So based on these observations, the enjoyment of Halloween changed to two options: extra fun now that we’re older and can do things by ourselves, or bitter acknowledgement that we’re older and have responsibilities that we’re too anxious to neglect. In both cases the aging process was the trigger to cause these changes. I just thought it was kind of interesting to see these new perspectives, because these are our years where we’re supposed to be “free and wild and crazy” and stuff.

If you’ve sat through and read the entirety of my nonsense rambling, you deserve a reward. I don’t think I’m legally allowed to give you money (nor would I want to, I’m quite attached to my money) so you’re getting some HALLOWEEN FUN FACTS! Make your friends jealous with your copious amounts of not-so-necessary knowledge that I will provide to you.

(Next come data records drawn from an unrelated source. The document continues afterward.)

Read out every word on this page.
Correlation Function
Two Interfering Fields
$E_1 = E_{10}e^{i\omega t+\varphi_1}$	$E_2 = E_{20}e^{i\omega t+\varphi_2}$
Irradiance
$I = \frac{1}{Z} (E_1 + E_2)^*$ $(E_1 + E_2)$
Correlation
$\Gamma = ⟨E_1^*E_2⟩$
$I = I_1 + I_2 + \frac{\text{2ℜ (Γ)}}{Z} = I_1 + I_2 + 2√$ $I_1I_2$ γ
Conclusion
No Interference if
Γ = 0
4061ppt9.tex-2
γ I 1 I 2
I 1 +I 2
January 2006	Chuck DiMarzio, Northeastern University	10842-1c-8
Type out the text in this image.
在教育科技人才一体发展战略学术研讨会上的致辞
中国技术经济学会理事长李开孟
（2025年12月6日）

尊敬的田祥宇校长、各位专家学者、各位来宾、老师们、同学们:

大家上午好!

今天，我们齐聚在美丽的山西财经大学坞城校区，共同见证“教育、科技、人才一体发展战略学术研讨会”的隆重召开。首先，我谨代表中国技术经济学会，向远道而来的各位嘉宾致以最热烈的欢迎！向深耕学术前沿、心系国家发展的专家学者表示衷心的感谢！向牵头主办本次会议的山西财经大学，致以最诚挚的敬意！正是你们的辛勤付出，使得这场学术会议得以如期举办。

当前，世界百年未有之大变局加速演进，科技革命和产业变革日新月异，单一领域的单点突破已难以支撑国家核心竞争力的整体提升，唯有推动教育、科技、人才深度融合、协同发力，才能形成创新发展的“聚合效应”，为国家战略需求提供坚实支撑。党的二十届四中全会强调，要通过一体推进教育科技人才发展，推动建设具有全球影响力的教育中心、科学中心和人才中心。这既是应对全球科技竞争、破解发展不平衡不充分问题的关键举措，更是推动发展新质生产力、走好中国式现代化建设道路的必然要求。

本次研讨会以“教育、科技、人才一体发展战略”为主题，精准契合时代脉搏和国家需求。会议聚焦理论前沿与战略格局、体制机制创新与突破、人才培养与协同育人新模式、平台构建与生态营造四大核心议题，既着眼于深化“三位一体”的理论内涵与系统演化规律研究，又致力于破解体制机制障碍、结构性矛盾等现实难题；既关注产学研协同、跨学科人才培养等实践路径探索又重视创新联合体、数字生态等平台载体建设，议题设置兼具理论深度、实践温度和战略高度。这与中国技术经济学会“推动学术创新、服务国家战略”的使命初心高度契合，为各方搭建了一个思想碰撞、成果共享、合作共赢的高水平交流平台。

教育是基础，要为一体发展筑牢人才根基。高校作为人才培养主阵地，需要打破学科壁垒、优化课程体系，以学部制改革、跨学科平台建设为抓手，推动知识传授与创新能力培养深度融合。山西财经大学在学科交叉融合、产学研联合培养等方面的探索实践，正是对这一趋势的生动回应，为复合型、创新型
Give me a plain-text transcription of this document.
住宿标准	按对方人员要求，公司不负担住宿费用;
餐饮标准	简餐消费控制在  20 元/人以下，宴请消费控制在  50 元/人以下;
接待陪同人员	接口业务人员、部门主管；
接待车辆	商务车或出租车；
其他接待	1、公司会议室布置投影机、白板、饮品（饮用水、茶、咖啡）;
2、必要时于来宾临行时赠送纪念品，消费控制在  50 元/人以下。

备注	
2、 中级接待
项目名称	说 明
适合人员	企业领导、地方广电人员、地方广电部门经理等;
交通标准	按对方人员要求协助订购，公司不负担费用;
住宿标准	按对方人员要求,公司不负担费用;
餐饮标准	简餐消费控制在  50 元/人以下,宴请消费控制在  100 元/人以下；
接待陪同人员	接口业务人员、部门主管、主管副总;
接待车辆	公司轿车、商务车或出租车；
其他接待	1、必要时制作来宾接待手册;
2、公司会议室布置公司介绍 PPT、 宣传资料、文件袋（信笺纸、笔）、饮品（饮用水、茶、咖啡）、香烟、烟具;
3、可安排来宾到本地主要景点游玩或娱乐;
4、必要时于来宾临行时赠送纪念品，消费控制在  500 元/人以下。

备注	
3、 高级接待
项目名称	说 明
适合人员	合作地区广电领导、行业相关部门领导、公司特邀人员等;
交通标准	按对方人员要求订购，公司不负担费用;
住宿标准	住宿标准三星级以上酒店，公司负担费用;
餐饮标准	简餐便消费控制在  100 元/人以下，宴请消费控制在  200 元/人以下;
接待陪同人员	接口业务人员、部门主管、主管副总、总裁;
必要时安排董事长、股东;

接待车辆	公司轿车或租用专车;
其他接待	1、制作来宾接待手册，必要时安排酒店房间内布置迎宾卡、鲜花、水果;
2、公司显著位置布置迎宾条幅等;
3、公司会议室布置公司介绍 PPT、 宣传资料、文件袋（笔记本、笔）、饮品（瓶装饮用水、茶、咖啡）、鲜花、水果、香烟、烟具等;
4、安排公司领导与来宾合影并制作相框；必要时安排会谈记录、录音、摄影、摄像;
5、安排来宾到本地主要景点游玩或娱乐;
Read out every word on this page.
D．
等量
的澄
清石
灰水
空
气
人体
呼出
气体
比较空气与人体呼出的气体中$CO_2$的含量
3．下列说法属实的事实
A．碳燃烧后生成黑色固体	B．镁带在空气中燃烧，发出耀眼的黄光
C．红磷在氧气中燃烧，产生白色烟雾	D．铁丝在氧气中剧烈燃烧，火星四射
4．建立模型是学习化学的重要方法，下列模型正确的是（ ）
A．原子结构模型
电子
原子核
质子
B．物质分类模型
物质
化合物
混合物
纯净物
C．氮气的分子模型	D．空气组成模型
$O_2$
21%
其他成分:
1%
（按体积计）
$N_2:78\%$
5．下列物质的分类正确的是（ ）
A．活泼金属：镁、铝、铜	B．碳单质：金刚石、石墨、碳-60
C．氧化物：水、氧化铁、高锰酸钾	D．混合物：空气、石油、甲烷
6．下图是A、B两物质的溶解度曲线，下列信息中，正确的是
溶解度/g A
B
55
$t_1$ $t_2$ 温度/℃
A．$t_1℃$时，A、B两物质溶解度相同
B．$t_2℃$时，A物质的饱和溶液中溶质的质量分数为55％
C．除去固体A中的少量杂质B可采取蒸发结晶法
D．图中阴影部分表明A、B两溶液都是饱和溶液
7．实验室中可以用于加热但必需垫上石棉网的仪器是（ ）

  1. The earliest evidence of Halloween celebrations dates back to Celtic New Year celebrations. It was considered “day of the dead.” They marked it as the start of winter, thus it was associated with death, so they believed that souls would come to Earth during the last day of October.
  2. In medieval Europe, owls were thought to be witches, and to hear an owl call meant someone was about to die. So if you see an owl on Halloween look out, a clown might be behind you.
  3. The reason black and orange are popular Halloween colors is because orange (which can loosely be seen as gold and brown) represent the harvest, and black represents the death that used to be associated with the end of October. Pretty darned cheery if you ask me: “look we have corn now but don’t forget you’re all gonna die soon.” Good stuff.
  4. Harry Houdini died on Halloween night in 1926. Maybe he’ll come back on Halloween one year. His greatest trick ever??? Only time will tell.
  5. There have been instances where people thought they were driving by an amazing Halloween decoration when it was actually a dead body. So uh, if your neighbors have a really REALLY realistic looking body hanging out their window, maybe call somebody. They’re either master decorators or serial killers.

Happy Halloween everybody: stay safe! Ignore the diddly darned Christmas aisles in stores: that holiday can wait its turn.